What next?

Mike Hearn mike at navi.cx
Thu Jun 2 06:10:54 UTC 2005


On Wed, 01 Jun 2005 19:28:22 -0400, Jeff Spaleta wrote:
> Yep its always fun having 23 different versions of gtk installed, one
> for each gtk based app you want to run.  All with a different patch
> level... with no clear way to update any of them.

Word on the street is that it's traditional for operating systems to ship
with a widget toolkit and lots of other things too. Mac apps usually have
few (if any) dependencies because they depend on the OS itself.
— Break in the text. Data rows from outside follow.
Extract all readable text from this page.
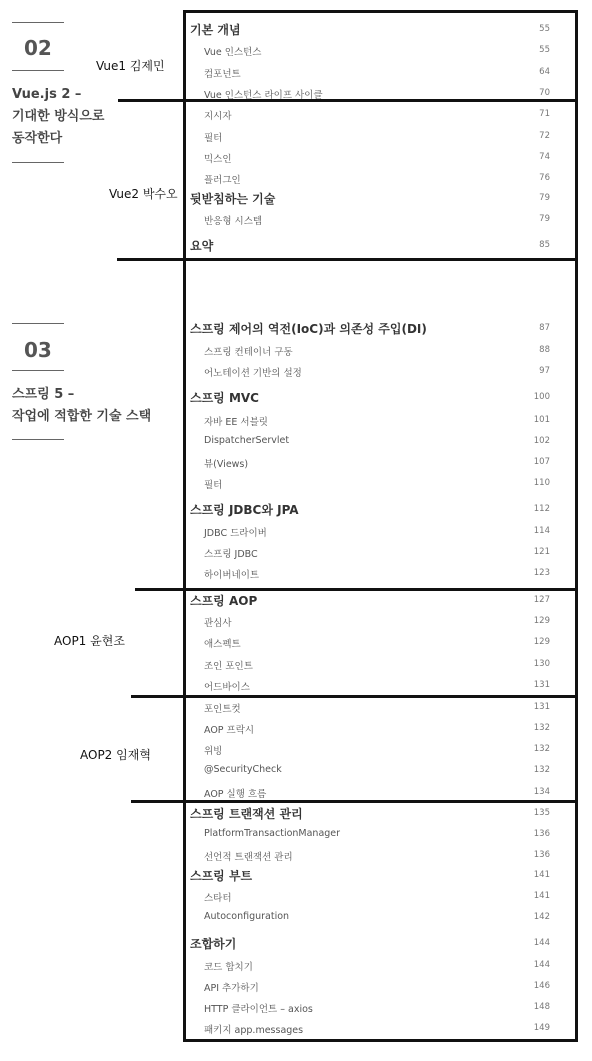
02
Vue.js 2 –
기대한 방식으로
동작한다
03
스프링 5 –
작업에 적합한 기술 스택
Vue1 김제민
Vue2 박수오
AOP1 윤현조
AOP2 임재혁
기본 개념	55
Vue 인스턴스	55
컴포넌트	64
Vue 인스턴스 라이프 사이클	70
지시자	71
필터	72
믹스인	74
플러그인	76
뒷받침하는 기술	79
반응형 시스템	79
요약	85
스프링 제어의 역전(IoC)과 의존성 주입(DI)	87
스프링 컨테이너 구동	88
어노테이션 기반의 설정	97
스프링 MVC	100
자바 EE 서블릿	101
DispatcherServlet	102
뷰(Views)	107
필터	110
스프링 JDBC와 JPA	112
JDBC 드라이버	114
스프링 JDBC	121
하이버네이트	123
스프링 AOP	127
관심사	129
애스펙트	129
조인 포인트	130
어드바이스	131
포인트컷	131
AOP 프락시	132
위빙	132
@SecurityCheck	132
AOP 실행 흐름	134
스프링 트랜잭션 관리	135
PlatformTransactionManager	136
선언적 트랜잭션 관리	136
스프링 부트	141
스타터	141
Autoconfiguration	142
조합하기	144
코드 합치기	144
API 추가하기	146
HTTP 클라이언트 – axios	148
패키지 app.messages	149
By saying
"This app requires MacOS X 10.3 or higher" apps get a massive chunk of
functionality for free, that would on Linux require about 70 dependencies
in order to express.

> a lack of update notification.  Oh yeah.. thats absolutely wonderful.

That's why Gaim has an auto-update plugin that will pop up a message when
there is an update.

In fact, given that the little Fedora/Red Hat tray thing has *never*
actually been able to stick in my session for more than about a week, I'm
not sure why you think Fedora has user-friendly auto update either.
Remembering to run a magic command every few weeks isn't user friendly.

>> - Nearly every app is packaged in this way. Mac users never have to
>>   compile from source or wait while an app [update] is packaged.
> 
> So no one uses fink anymore to get applications?  I guess i should go
> tell them to close the project down.

No, Apples target audience are not UNIX heads using lots of trivially
"ported" software so nobody in their target audience uses fink. Apps that
are actually designed and built for the Mac as opposed to simply being
compilable on it never have to be compiled from the source. Ever.